MARGARITA CHECA: THE LONGING OF MYTH
Margarita Checa receives us in her flat in Barranco, filled at the moment with the fourteen wood and bronze sculptures that form the show at Lucia de la Puente gallery, “The Doors of Perception.” Its images—mostly children and adolescents with distraught faces—are lent great expressivity by their immobility, and paradoxically, by the near-absence of their faces.
The artist is capable of extracting extraordinary results from wood and metal. The sculptures move the viewer not only by their beauty, but also by the animated states they transmit. “More than melancholy, it is an introspection, a look inside,” explains the sculptor when asked about this aspect of her work.
The disciple of Christina Galvez and Anna Maccagno took two years to complete the works. Some of the pieces in the show have exhibited previously in a solo show at The Lowe Galleries in Santa Monica and Atlanta, and at the Museum of Latin American Art in California. “I have remained true to my manner of understanding the world though the figures of humans and animals,” says Checa when asked why she has not followed the current of abstraction and opted for the figurative. “I believe there is a surreal element to my work but there is overall a magical realism, that is completely Latin American,” she adds.

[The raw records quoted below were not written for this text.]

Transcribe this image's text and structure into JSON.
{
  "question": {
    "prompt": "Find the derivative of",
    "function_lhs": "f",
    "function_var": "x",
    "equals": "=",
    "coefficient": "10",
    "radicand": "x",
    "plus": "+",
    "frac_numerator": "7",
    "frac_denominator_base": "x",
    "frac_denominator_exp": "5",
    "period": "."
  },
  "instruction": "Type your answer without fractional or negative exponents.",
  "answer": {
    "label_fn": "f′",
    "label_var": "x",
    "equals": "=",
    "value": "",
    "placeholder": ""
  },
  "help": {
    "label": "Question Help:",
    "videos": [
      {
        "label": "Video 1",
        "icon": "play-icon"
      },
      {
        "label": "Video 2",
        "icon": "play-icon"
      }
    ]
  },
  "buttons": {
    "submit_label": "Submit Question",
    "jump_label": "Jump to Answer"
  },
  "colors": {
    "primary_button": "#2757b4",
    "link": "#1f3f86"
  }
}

When creating, the artist retreats into her workshop on Villa El Salvador, where she oversees all aspects of her production. “I work mainly in olive and mahogany. I obtained about 80 tons of olive and some bits of mahogany; I cut them with the chainsaw until they were much finer. I also do the embellishment in bull’s horn and silver.”
“I have a longing for myth,” says the sculptor about the theme of her work, “for that something that is like a remnant in each person’s unconscious memory.”